South Korean scientists have developed a way to determine when a floating PV system is safe to install in the field.
Academics from the Korean Institute of Machinery and Materials have developed a safety analysis procedure to judge when different kinds of floating PV arrays are safe to install in the field. They validated their numerical simulations and shared their findings in “Effects of various inlet angle of wind and wave loads on floating photovoltaic system considering stress distributions,” which was recently published in Journal of Cleaner Production.
“We will use these findings to install and operate a floating PV system at the Saemangeum tidal flats, on the coast of the Yellow Sea, on the west coast of South Korea,” researcher Byung-Ju Lim told pv magazine.
The South Korean government is currently developing a 2.1 GW floating solar complex with the support of the Saemangeum Development and Investment Agency (SDIA). The academics built their safety analysis model through three types of numerical simulations: computational fluid dynamic (CFD), hydraulic dynamics analysis, and transient finite element analysis (FEA).
The CFD and hydraulic dynamics simulate the wind and wave loads on the floating PV system. The scientists used FEA to analyze stress distribution on PV systems at various inlet angles for wind and wave loads. They used the results of the numerical simulations to judge the safety of the floating PV arrays.
“If the current design of the floating PV system is judged unsafe, then it can be remodeled to eliminate the weak points. If the design is judged safe, then it can be installed at the desired site,” the researchers explained.
The simulations used a floating PV system consisting of 9 modules, each measuring 1.03 meters by 2.08 meters. The panels had a 15-degree tilt angle. The solar system was supported by 15 floaters made of high density polyethylene (HPDE).
The scientists validated the CFD results by conducting experiments at the wind tunnel center of the Chonbuk National University with a wind speed of 12 m/s. The test model was at a 1:15 scale, and thirty pressure taps were installed on the solar panel surfaces to measure the pressure distributions: 15 at the front of the panels, and 15 at the back. Through this experiment, they found that the local maximum error range was 37% and the minimum error is 1.7%.
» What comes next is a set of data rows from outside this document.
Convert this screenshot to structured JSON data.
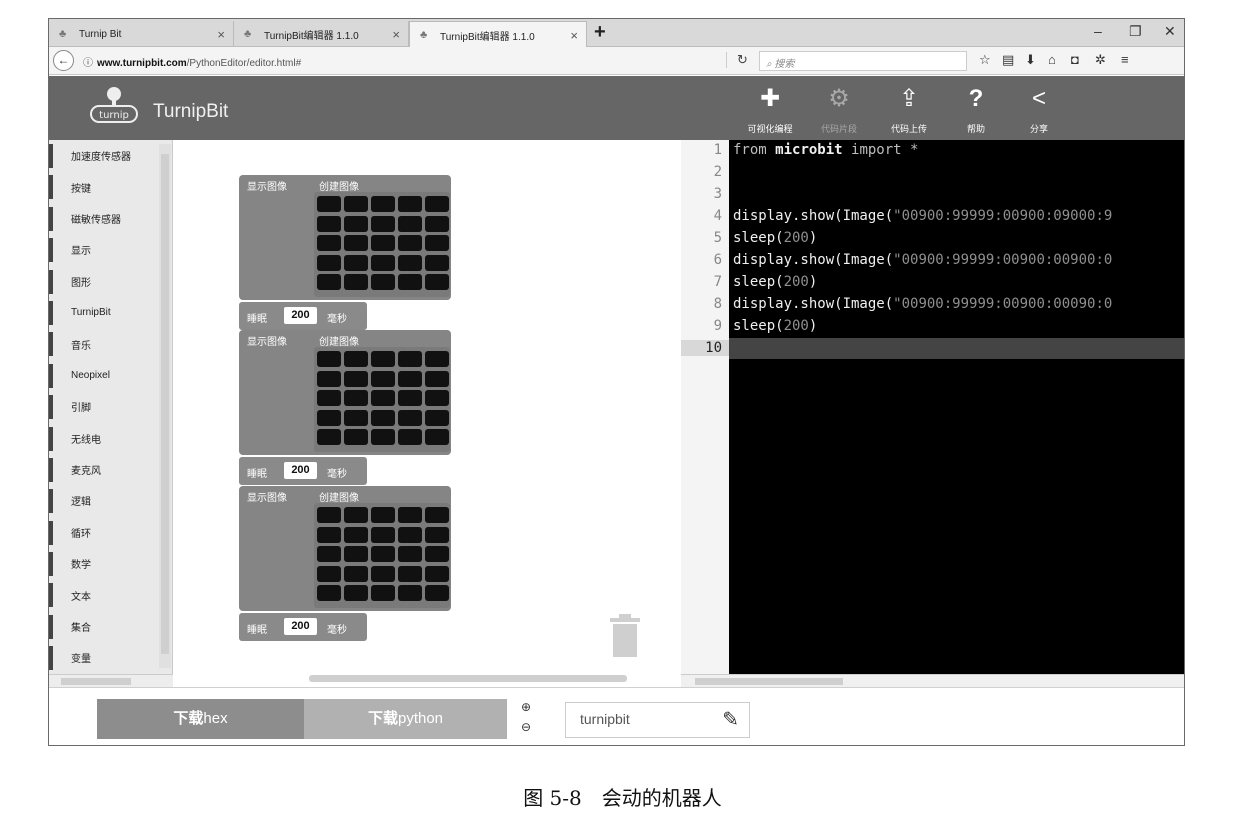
{
  "browser": {
    "tabs": [
      {
        "label": "Turnip Bit",
        "active": false
      },
      {
        "label": "TurnipBit编辑器 1.1.0",
        "active": false
      },
      {
        "label": "TurnipBit编辑器 1.1.0",
        "active": true
      }
    ],
    "url_host": "www.turnipbit.com",
    "url_path": "/PythonEditor/editor.html#",
    "search_placeholder": "搜索"
  },
  "app": {
    "brand": "TurnipBit",
    "logo_text": "turnip",
    "header_buttons": [
      {
        "label": "可视化编程",
        "icon": "puzzle-icon",
        "enabled": true
      },
      {
        "label": "代码片段",
        "icon": "gears-icon",
        "enabled": false
      },
      {
        "label": "代码上传",
        "icon": "upload-icon",
        "enabled": true
      },
      {
        "label": "帮助",
        "icon": "question-icon",
        "enabled": true
      },
      {
        "label": "分享",
        "icon": "share-icon",
        "enabled": true
      }
    ]
  },
  "sidebar": {
    "categories": [
      "加速度传感器",
      "按键",
      "磁敏传感器",
      "显示",
      "图形",
      "TurnipBit",
      "音乐",
      "Neopixel",
      "引脚",
      "无线电",
      "麦克风",
      "逻辑",
      "循环",
      "数学",
      "文本",
      "集合",
      "变量"
    ]
  },
  "workspace": {
    "blocks": [
      {
        "show_label": "显示图像",
        "create_label": "创建图像",
        "sleep_label": "睡眠",
        "sleep_value": "200",
        "sleep_unit": "毫秒"
      },
      {
        "show_label": "显示图像",
        "create_label": "创建图像",
        "sleep_label": "睡眠",
        "sleep_value": "200",
        "sleep_unit": "毫秒"
      },
      {
        "show_label": "显示图像",
        "create_label": "创建图像",
        "sleep_label": "睡眠",
        "sleep_value": "200",
        "sleep_unit": "毫秒"
      }
    ]
  },
  "editor": {
    "line_numbers": [
      "1",
      "2",
      "3",
      "4",
      "5",
      "6",
      "7",
      "8",
      "9",
      "10"
    ],
    "current_line": 10,
    "lines": [
      {
        "tokens": [
          {
            "t": "from ",
            "c": "kw"
          },
          {
            "t": "microbit",
            "c": "b"
          },
          {
            "t": " import *",
            "c": "kw"
          }
        ]
      },
      {
        "tokens": []
      },
      {
        "tokens": []
      },
      {
        "tokens": [
          {
            "t": "display.show(Image(",
            "c": ""
          },
          {
            "t": "\"00900:99999:00900:09000:9",
            "c": "str"
          }
        ]
      },
      {
        "tokens": [
          {
            "t": "sleep(",
            "c": ""
          },
          {
            "t": "200",
            "c": "num"
          },
          {
            "t": ")",
            "c": ""
          }
        ]
      },
      {
        "tokens": [
          {
            "t": "display.show(Image(",
            "c": ""
          },
          {
            "t": "\"00900:99999:00900:00900:0",
            "c": "str"
          }
        ]
      },
      {
        "tokens": [
          {
            "t": "sleep(",
            "c": ""
          },
          {
            "t": "200",
            "c": "num"
          },
          {
            "t": ")",
            "c": ""
          }
        ]
      },
      {
        "tokens": [
          {
            "t": "display.show(Image(",
            "c": ""
          },
          {
            "t": "\"00900:99999:00900:00090:0",
            "c": "str"
          }
        ]
      },
      {
        "tokens": [
          {
            "t": "sleep(",
            "c": ""
          },
          {
            "t": "200",
            "c": "num"
          },
          {
            "t": ")",
            "c": ""
          }
        ]
      },
      {
        "tokens": []
      }
    ]
  },
  "bottom": {
    "download_hex_bold": "下载",
    "download_hex": "hex",
    "download_python_bold": "下载",
    "download_python": "python",
    "project_name": "turnipbit"
  },
  "caption": "图 5-8　会动的机器人"
}
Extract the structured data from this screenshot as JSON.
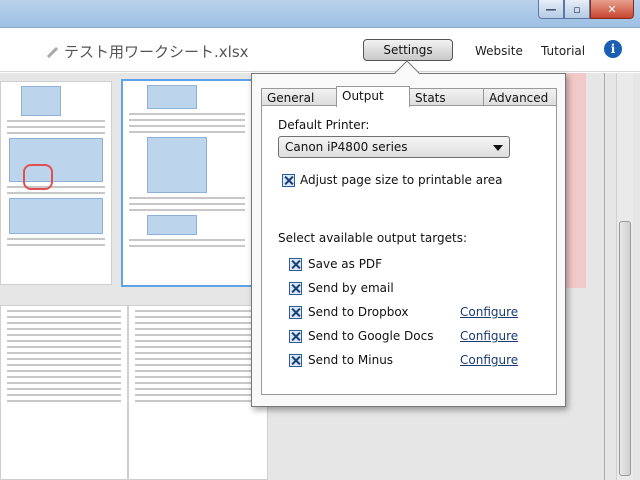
{
  "window": {
    "buttons": {
      "minimize": "—",
      "maximize": "▫",
      "close": "✕"
    }
  },
  "header": {
    "filename": "テスト用ワークシート.xlsx",
    "settings_label": "Settings",
    "website_label": "Website",
    "tutorial_label": "Tutorial",
    "info_label": "i"
  },
  "settings": {
    "tabs": [
      {
        "label": "General"
      },
      {
        "label": "Output"
      },
      {
        "label": "Stats"
      },
      {
        "label": "Advanced"
      }
    ],
    "active_tab": "Output",
    "default_printer_label": "Default Printer:",
    "printer_value": "Canon iP4800 series",
    "adjust_page_label": "Adjust page size to printable area",
    "adjust_page_checked": true,
    "targets_label": "Select available output targets:",
    "targets": [
      {
        "label": "Save as PDF",
        "checked": true,
        "configure": ""
      },
      {
        "label": "Send by email",
        "checked": true,
        "configure": ""
      },
      {
        "label": "Send to Dropbox",
        "checked": true,
        "configure": "Configure"
      },
      {
        "label": "Send to Google Docs",
        "checked": true,
        "configure": "Configure"
      },
      {
        "label": "Send to Minus",
        "checked": true,
        "configure": "Configure"
      }
    ]
  },
  "colors": {
    "accent": "#1a5fb4",
    "selection_border": "#5ea3e8",
    "highlight_panel": "#f2c9c9"
  }
}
The South Korean team conducted a hydraulic dynamics analysis at a wave pool considering a 1:10 scale model. They found that the local maximum error was 19.4% and the minimum error 0.6%. The scientists also tested the area-averaged drag coefficients (CD) on the solar panels at various inlet angles, the displacement of the unit floating PV system under the regular wave condition, and the stress distribution for floating installations.
“The results confirmed that the stress distribution on the solar panels, supporting frames, and floating bodies did not exceed yield strengths of the constituent materials,” the researchers concluded. “Thus, the unit floating PV system was safe under the wind and wave conditions considered.”
The results also point to potential safety and cost-improvement strategies for floating solar. “Installing a windshield instead of solar panels at the edge of the PV array could reduce the load and improve safety,” the scientists said, noting that the results show that the first and last rows of the solar panels are exposed to higher wind loads.
Developers could also reduce system costs by replacing the HDPE floaters in the middle of systems with medium-density polyethylene (MDPE) floaters, which are around 20% cheaper, according to the academics. This is supported by the results of hydraulic dynamics analysis, which show that the sheltering effect reduced the loads on the middle of the floating PV system by 32% to 54% compared to the edges.